Regression tree#

class EarlyStopping.RegressionTree(design: array, response: array, min_samples_split, true_signal=None, true_noise_vector=None)#

A class for constructing a regression tree and computing theoretical quantities.

Parameters

design: array. The design matrix for the regression tree.

response: array. The response variable values.

min_samples_split: int. The number of samples that the terminal node can have at maximum.

true_signal: array or None. Used only in simulation contexts for computing theoretical quantities.

true_noise_vector: array or None. Used only in simulation contexts for theoretical quantities.

Attributes

sample_size: int. The number of samples in the data.

dimension: int. The number of variables in the design matrix.

regression_tree: Node. The root node of the regression tree.

residuals: array. Stores the mean squared error residuals at each level of the tree.

bias2: array. Stores the squared bias values at each level of the tree.

variance: array. Stores the variance values at each level of the tree.

risk: array. Risk based on bias and variance.

Methods

iterate( max_depth=None )

Grows a regression tree up to the specified depth.

predict( design, depth )

Predicts target values using the regression tree at a given depth.

get_discrepancy_stop( crit, max_depth)

Finds the first generation satisfying the discrepancy principle.

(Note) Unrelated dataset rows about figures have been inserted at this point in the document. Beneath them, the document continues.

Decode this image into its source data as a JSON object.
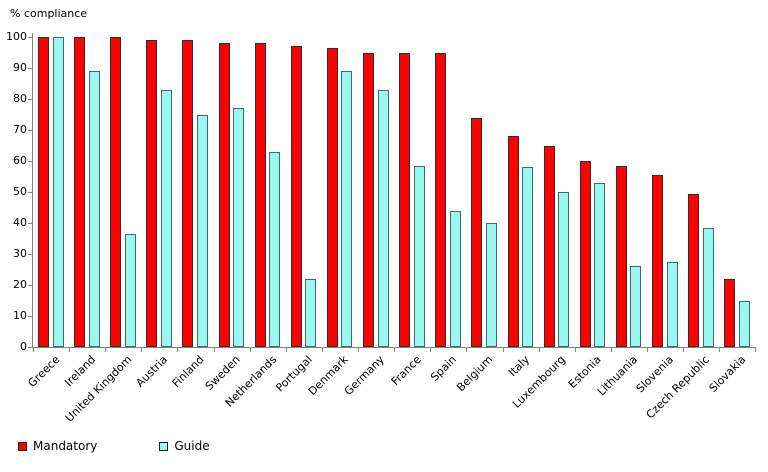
{
  "chart_data": {
    "type": "bar",
    "title": "",
    "ylabel": "% compliance",
    "xlabel": "",
    "ylim": [
      0,
      100
    ],
    "ytick_step": 10,
    "grid": false,
    "legend_position": "bottom-left",
    "categories": [
      "Greece",
      "Ireland",
      "United Kingdom",
      "Austria",
      "Finland",
      "Sweden",
      "Netherlands",
      "Portugal",
      "Denmark",
      "Germany",
      "France",
      "Spain",
      "Belgium",
      "Italy",
      "Luxembourg",
      "Estonia",
      "Lithuania",
      "Slovenia",
      "Czech Republic",
      "Slovakia"
    ],
    "series": [
      {
        "name": "Mandatory",
        "color": "#fe0000",
        "values": [
          100,
          100,
          100,
          99,
          99,
          98,
          98,
          97,
          96.5,
          95,
          95,
          95,
          74,
          68,
          65,
          60,
          58.5,
          55.5,
          49.5,
          22
        ]
      },
      {
        "name": "Guide",
        "color": "#99f8f0",
        "values": [
          100,
          89,
          36.5,
          83,
          75,
          77,
          63,
          22,
          89,
          83,
          58.5,
          44,
          40,
          58,
          50,
          53,
          26,
          27.5,
          38.5,
          15
        ]
      }
    ]
  },
  "axis": {
    "y_ticks": [
      0,
      10,
      20,
      30,
      40,
      50,
      60,
      70,
      80,
      90,
      100
    ]
  },
  "legend": {
    "mandatory_label": "Mandatory",
    "guide_label": "Guide"
  }
}
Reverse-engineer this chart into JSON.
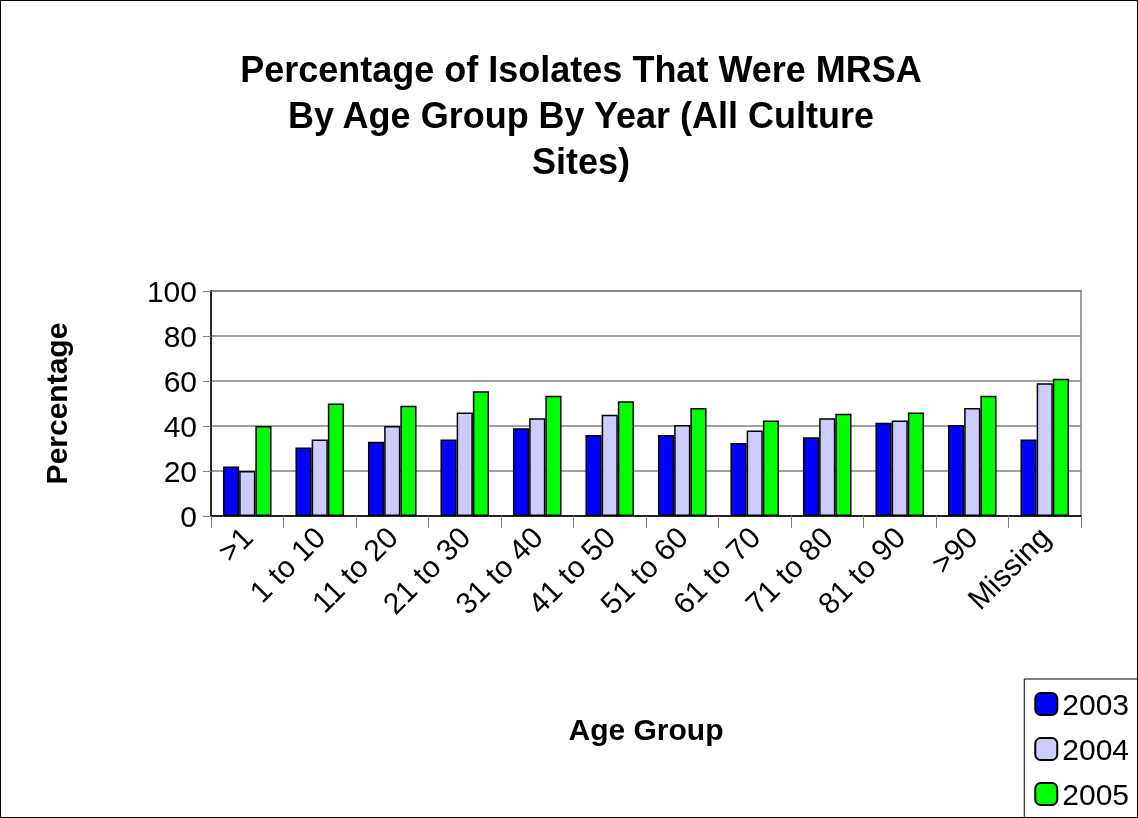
{
  "chart_data": {
    "type": "bar",
    "title": "Percentage of Isolates That Were MRSA\nBy Age Group By Year (All Culture\nSites)",
    "xlabel": "Age Group",
    "ylabel": "Percentage",
    "categories": [
      ">1",
      "1 to 10",
      "11 to 20",
      "21 to 30",
      "31 to 40",
      "41 to 50",
      "51 to 60",
      "61 to 70",
      "71 to 80",
      "81 to 90",
      ">90",
      "Missing"
    ],
    "series": [
      {
        "name": "2003",
        "color": "#0000ff",
        "values": [
          22,
          30.5,
          33,
          34,
          39,
          36,
          36,
          32.5,
          35,
          41.5,
          40.5,
          34
        ]
      },
      {
        "name": "2004",
        "color": "#ccccff",
        "values": [
          20,
          34,
          40,
          46,
          43.5,
          45,
          40.5,
          38,
          43.5,
          42.5,
          48,
          59
        ]
      },
      {
        "name": "2005",
        "color": "#00ff00",
        "values": [
          40,
          50,
          49,
          55.5,
          53.5,
          51,
          48,
          42.5,
          45.5,
          46,
          53.5,
          61
        ]
      }
    ],
    "ylim": [
      0,
      100
    ],
    "yticks": [
      0,
      20,
      40,
      60,
      80,
      100
    ],
    "grid": "y",
    "legend": "bottom right"
  }
}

get_balanced_oracle( max_depth )

Computes the balanced oracle generation.

RegressionTree.iterate(max_depth: int = None)#

Grows the regression tree up to the specified depth.

Parameters

max_depth: int or None. Maximum depth to which the tree should grow. If None, the tree grows fully.

RegressionTree.get_balanced_oracle(max_depth=None)#

Computes the balanced oracle iteration based on the bias and variance.

Parameters

max_depth: None. Maximum depth for the tree if it has not been grown yet.

RegressionTree.get_discrepancy_stop(critical_value, max_depth=None)#

Finds the first generation where the discrepancy principle is met.

Parameters

critical_value: float. Threshold for discrepancy-based stopping.

max_depth: None. Maximum depth for the tree if it has not been grown yet.

RegressionTree.predict(design: DataFrame | ndarray, depth: int)#

Predicts target values for the given design data using the decision tree at the specified depth.

Parameters

design: array. Input design matrix for predictions.

depth: int. Depth level of the tree to use for predictions. If 0, returns the unconditional mean.